We have seen over the past 12 years how the quantitative easing approach creates financial bubbles, skyrocketing real property prices and increasing inequality in society – but without creating enough jobs, especially for the younger generation.
Easy credit for the richest 0.1% hasn’t solved the problem of unemployment and sluggish consumer demand.
What should be the function of the economy?
We need to go back to basics and ask ourselves – how does one evaluate the national economy? By how big the gross domestic product (GDP) is? Or how fast GDP is growing? Or how well the stock market is doing? Or how much foreign direct investment is coming into the country? Or the marks given to us by credit rating agencies?
We in the PSM believe that the following three criteria should be the most important in assessing the performance of the economy of a country:
- does the economy produce the goods and services that the people of the country need? Food, housing, transport, healthcare, education, cultural products, etc
- does it provide the people of the country the means to earn the income necessary to acquire these essential goods and services?

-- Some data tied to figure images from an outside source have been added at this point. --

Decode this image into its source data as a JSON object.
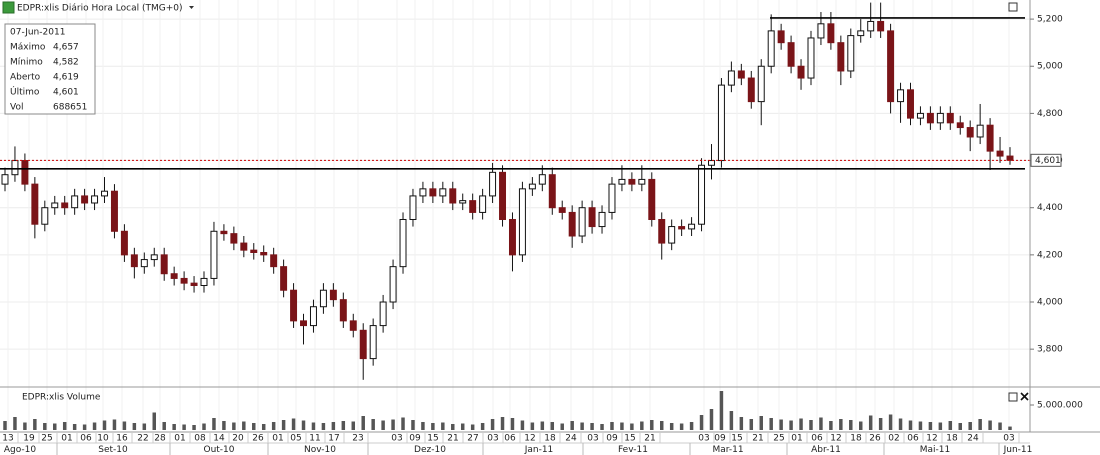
{
  "header": {
    "title": "EDPR:xlis Diário Hora Local (TMG+0)"
  },
  "info_box": {
    "date": "07-Jun-2011",
    "rows": [
      [
        "Máximo",
        "4,657"
      ],
      [
        "Mínimo",
        "4,582"
      ],
      [
        "Aberto",
        "4,619"
      ],
      [
        "Último",
        "4,601"
      ],
      [
        "Vol",
        "688651"
      ]
    ]
  },
  "chart_data": [
    {
      "type": "candlestick",
      "open": [
        4500,
        4540,
        4600,
        4500,
        4330,
        4400,
        4420,
        4400,
        4450,
        4420,
        4450,
        4470,
        4300,
        4200,
        4150,
        4180,
        4200,
        4120,
        4100,
        4080,
        4070,
        4100,
        4300,
        4290,
        4250,
        4220,
        4210,
        4200,
        4150,
        4050,
        3920,
        3900,
        3980,
        4050,
        4010,
        3920,
        3880,
        3760,
        3900,
        4000,
        4150,
        4350,
        4450,
        4480,
        4450,
        4480,
        4420,
        4430,
        4380,
        4450,
        4550,
        4350,
        4200,
        4480,
        4500,
        4540,
        4400,
        4380,
        4280,
        4400,
        4320,
        4380,
        4500,
        4520,
        4500,
        4520,
        4350,
        4250,
        4320,
        4310,
        4330,
        4580,
        4600,
        4920,
        4980,
        4950,
        4850,
        5000,
        5150,
        5100,
        5000,
        4950,
        5120,
        5180,
        5100,
        4980,
        5130,
        5150,
        5190,
        5150,
        4850,
        4900,
        4780,
        4800,
        4760,
        4800,
        4760,
        4740,
        4700,
        4750,
        4640,
        4619
      ],
      "high": [
        4570,
        4660,
        4630,
        4530,
        4430,
        4450,
        4450,
        4480,
        4480,
        4480,
        4530,
        4500,
        4330,
        4230,
        4210,
        4230,
        4230,
        4150,
        4130,
        4110,
        4130,
        4340,
        4330,
        4320,
        4280,
        4250,
        4240,
        4230,
        4180,
        4080,
        3950,
        4010,
        4080,
        4080,
        4040,
        3950,
        3910,
        3930,
        4030,
        4180,
        4380,
        4480,
        4510,
        4510,
        4510,
        4510,
        4460,
        4460,
        4480,
        4590,
        4580,
        4380,
        4510,
        4530,
        4580,
        4570,
        4430,
        4410,
        4430,
        4430,
        4410,
        4530,
        4580,
        4550,
        4580,
        4550,
        4380,
        4350,
        4350,
        4360,
        4610,
        4670,
        4950,
        5020,
        5010,
        4980,
        5030,
        5220,
        5180,
        5130,
        5030,
        5150,
        5230,
        5230,
        5130,
        5160,
        5200,
        5270,
        5270,
        5180,
        4930,
        4930,
        4830,
        4830,
        4830,
        4830,
        4790,
        4770,
        4840,
        4780,
        4700,
        4657
      ],
      "low": [
        4470,
        4510,
        4470,
        4270,
        4300,
        4370,
        4370,
        4370,
        4390,
        4390,
        4420,
        4270,
        4170,
        4100,
        4120,
        4150,
        4090,
        4070,
        4050,
        4040,
        4040,
        4070,
        4260,
        4220,
        4190,
        4180,
        4170,
        4120,
        4020,
        3890,
        3820,
        3870,
        3950,
        3980,
        3890,
        3850,
        3670,
        3730,
        3870,
        3970,
        4120,
        4320,
        4420,
        4420,
        4420,
        4390,
        4390,
        4350,
        4350,
        4420,
        4320,
        4130,
        4170,
        4450,
        4470,
        4370,
        4350,
        4230,
        4250,
        4290,
        4290,
        4350,
        4470,
        4470,
        4470,
        4320,
        4180,
        4220,
        4280,
        4280,
        4300,
        4520,
        4570,
        4890,
        4920,
        4820,
        4750,
        4970,
        5070,
        4970,
        4900,
        4920,
        5090,
        5070,
        4920,
        4950,
        5100,
        5120,
        5120,
        4800,
        4760,
        4750,
        4750,
        4730,
        4730,
        4730,
        4710,
        4640,
        4670,
        4560,
        4590,
        4582
      ],
      "close": [
        4540,
        4600,
        4500,
        4330,
        4400,
        4420,
        4400,
        4450,
        4420,
        4450,
        4470,
        4300,
        4200,
        4150,
        4180,
        4200,
        4120,
        4100,
        4080,
        4070,
        4100,
        4300,
        4290,
        4250,
        4220,
        4210,
        4200,
        4150,
        4050,
        3920,
        3900,
        3980,
        4050,
        4010,
        3920,
        3880,
        3760,
        3900,
        4000,
        4150,
        4350,
        4450,
        4480,
        4450,
        4480,
        4420,
        4430,
        4380,
        4450,
        4550,
        4350,
        4200,
        4480,
        4500,
        4540,
        4400,
        4380,
        4280,
        4400,
        4320,
        4380,
        4500,
        4520,
        4500,
        4520,
        4350,
        4250,
        4320,
        4310,
        4330,
        4580,
        4600,
        4920,
        4980,
        4950,
        4850,
        5000,
        5150,
        5100,
        5000,
        4950,
        5120,
        5180,
        5100,
        4980,
        5130,
        5150,
        5190,
        5150,
        4850,
        4900,
        4780,
        4800,
        4760,
        4800,
        4760,
        4740,
        4700,
        4750,
        4640,
        4619,
        4601
      ],
      "up_color": "#ffffff",
      "down_color": "#7a1418",
      "ylim": [
        3648,
        5281
      ],
      "yticks": [
        {
          "value": 3800,
          "label": "3,800"
        },
        {
          "value": 4000,
          "label": "4,000"
        },
        {
          "value": 4200,
          "label": "4,200"
        },
        {
          "value": 4400,
          "label": "4,400"
        },
        {
          "value": 4600,
          "label": "4,600"
        },
        {
          "value": 4800,
          "label": "4,800"
        },
        {
          "value": 5000,
          "label": "5,000"
        },
        {
          "value": 5200,
          "label": "5,200"
        }
      ],
      "support_lines": [
        4565,
        5205
      ],
      "last_price": {
        "value": 4601,
        "label": "4,601"
      },
      "grid": true
    },
    {
      "type": "volume",
      "title": "EDPR:xlis Volume",
      "color": "#555555",
      "values": [
        1800000,
        2600000,
        1500000,
        2200000,
        1400000,
        1300000,
        1600000,
        1200000,
        1100000,
        1500000,
        1900000,
        2100000,
        1700000,
        1400000,
        1300000,
        3500000,
        1600000,
        1200000,
        1100000,
        1000000,
        1300000,
        2400000,
        1800000,
        1500000,
        1700000,
        1400000,
        1200000,
        1600000,
        2000000,
        2300000,
        1900000,
        1500000,
        1400000,
        1600000,
        1800000,
        1700000,
        2800000,
        2200000,
        1900000,
        2100000,
        2500000,
        2000000,
        1600000,
        1400000,
        1500000,
        1200000,
        1300000,
        1100000,
        1400000,
        2200000,
        2600000,
        2400000,
        1900000,
        1500000,
        1700000,
        1600000,
        1300000,
        1800000,
        1500000,
        1400000,
        1200000,
        1600000,
        1500000,
        1300000,
        1700000,
        2000000,
        1800000,
        1400000,
        1300000,
        1600000,
        3000000,
        4200000,
        7800000,
        3800000,
        2600000,
        2200000,
        2800000,
        2400000,
        2100000,
        1900000,
        2300000,
        2000000,
        2500000,
        1800000,
        2200000,
        2000000,
        1700000,
        2900000,
        2400000,
        3100000,
        2300000,
        1900000,
        1700000,
        1600000,
        1500000,
        1800000,
        1400000,
        1600000,
        2200000,
        1900000,
        1500000,
        688651
      ],
      "ylim": [
        0,
        8000000
      ],
      "yticks": [
        {
          "value": 5000000,
          "label": "5.000.000"
        }
      ],
      "x_day_labels": [
        "13",
        "19",
        "25",
        "01",
        "06",
        "10",
        "16",
        "22",
        "28",
        "01",
        "08",
        "14",
        "20",
        "26",
        "01",
        "05",
        "11",
        "17",
        "23",
        "03",
        "09",
        "15",
        "21",
        "27",
        "03",
        "06",
        "12",
        "18",
        "24",
        "03",
        "09",
        "15",
        "21",
        "03",
        "09",
        "15",
        "21",
        "25",
        "01",
        "06",
        "12",
        "18",
        "26",
        "02",
        "06",
        "12",
        "18",
        "24",
        "03"
      ],
      "x_month_labels": [
        "Ago-10",
        "Set-10",
        "Out-10",
        "Nov-10",
        "Dez-10",
        "Jan-11",
        "Fev-11",
        "Mar-11",
        "Abr-11",
        "Mai-11",
        "Jun-11"
      ]
    }
  ]
}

- does it do the above two sustainably, without aggravating the climate crisis?
A ‘New Deal’ for Malaysia
PSM believes that the solution to the current crisis is to create jobs for all who wish to work. When people can work and get their pay, they will have the income they need to buy the essentials for their families.
The consumer demand arising from the aggregate pay of all these workers will create business opportunities for our SMEs, and they will start employing more workers to produce and sell goods to the people.

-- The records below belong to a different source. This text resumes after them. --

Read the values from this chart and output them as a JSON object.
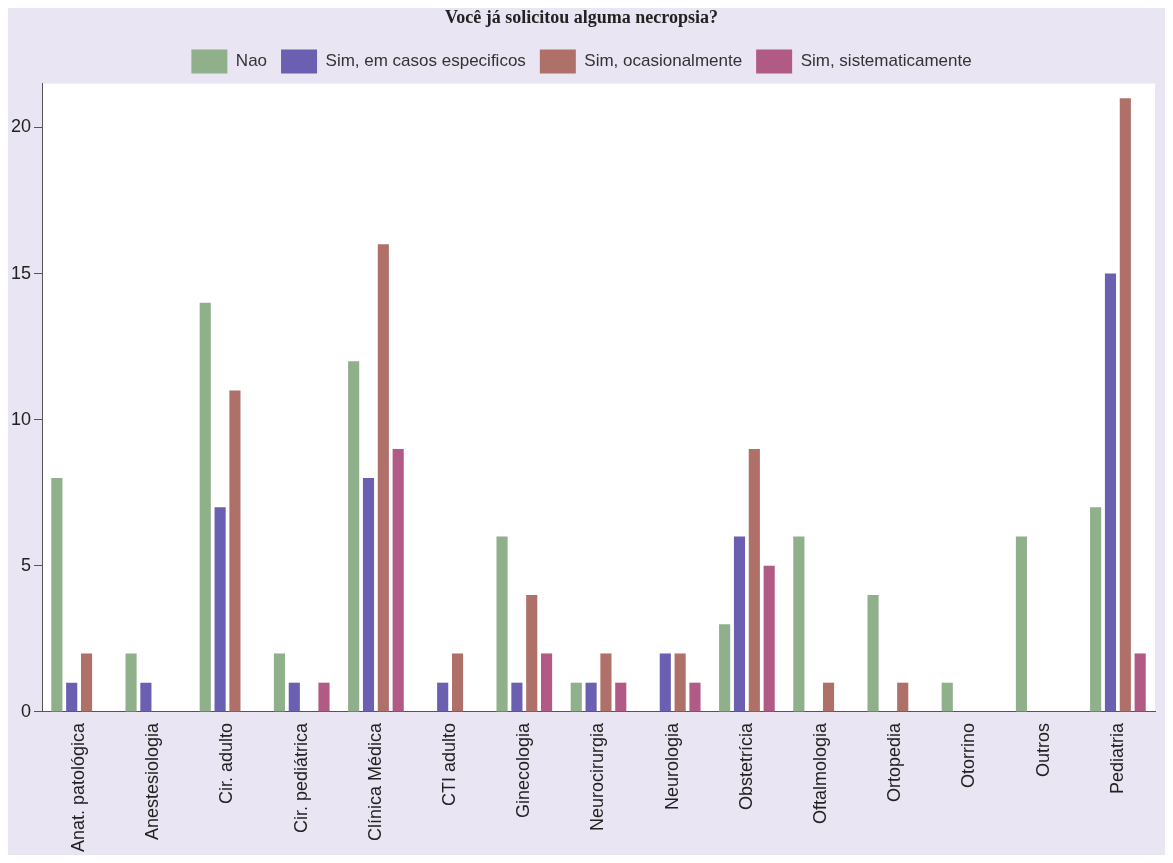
{
  "chart_data": {
    "type": "bar",
    "title": "Você já solicitou alguma necropsia?",
    "categories": [
      "Anat. patológica",
      "Anestesiologia",
      "Cir. adulto",
      "Cir. pediátrica",
      "Clínica Médica",
      "CTI adulto",
      "Ginecologia",
      "Neurocirurgia",
      "Neurologia",
      "Obstetrícia",
      "Oftalmologia",
      "Ortopedia",
      "Otorrino",
      "Outros",
      "Pediatria"
    ],
    "series": [
      {
        "name": "Nao",
        "color": "#8fb08a",
        "values": [
          8,
          2,
          14,
          2,
          12,
          0,
          6,
          1,
          0,
          3,
          6,
          4,
          1,
          6,
          7
        ]
      },
      {
        "name": "Sim, em casos especificos",
        "color": "#6a5fb0",
        "values": [
          1,
          1,
          7,
          1,
          8,
          1,
          1,
          1,
          2,
          6,
          0,
          0,
          0,
          0,
          15
        ]
      },
      {
        "name": "Sim, ocasionalmente",
        "color": "#b0706a",
        "values": [
          2,
          0,
          11,
          0,
          16,
          2,
          4,
          2,
          2,
          9,
          1,
          1,
          0,
          0,
          21
        ]
      },
      {
        "name": "Sim, sistematicamente",
        "color": "#b05a85",
        "values": [
          0,
          0,
          0,
          1,
          9,
          0,
          2,
          1,
          1,
          5,
          0,
          0,
          0,
          0,
          2
        ]
      }
    ],
    "ylim": [
      0,
      21.5
    ],
    "yticks": [
      0,
      5,
      10,
      15,
      20
    ],
    "grid": false,
    "legend": "top"
  }
}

But which party will take the responsibility of creating jobs in a time of shrinking consumer demand?
The private sector will not risk their capital in producing more goods when the market is so sluggish. The richest 1% will just sit back and use their huge financial reserves to buy up stocks as the stock market collapses.
Of course, the wealth of the richest 1% will go down in nominal terms as the values of their shares also go down. But the volume of shares they own will increase dramatically and they will emerge as the owners of an even larger share of the wealth of society at the end of the recession! It is not of immediate concern to them if the unemployment rate is 5% or 20%, or if there is widespread hunger in the society.
It is therefore only the government that can take the decisive steps required to halt the downward spiral.
We need government intervention in the economy in the form of job creation – preferably on projects for the public good such as expanding the cultivation of grains, vegetable and fruit, housing for lower-income people, building a proper system for household waste management, rebuilding the public transport system, rehabilitating our ravaged forests, expanding the use of solar panels and other modalities of renewable energy, better care of our elderly, etc.
The household income generated by these additional jobs will expand domestic consumer demand and this will make it profitable for businesses to provide the goods and services that people need.
But, as we said, this will need a big paradigm shift by our policymakers, planners and the public.
There are downsides to having a big government bureaucracy – it can be inimical to democracy and the freedom to think differently. But there are ways of dealing with this by creating checks and balances and by devolving power to local structures.
We need to get more people involved in the discussion as the problem of a severe economic downturn is already looming over us and we need to rapidly develop more clarity on the measures required to lessen its effects on the economically weaker members of our society so we can all weather this storm together.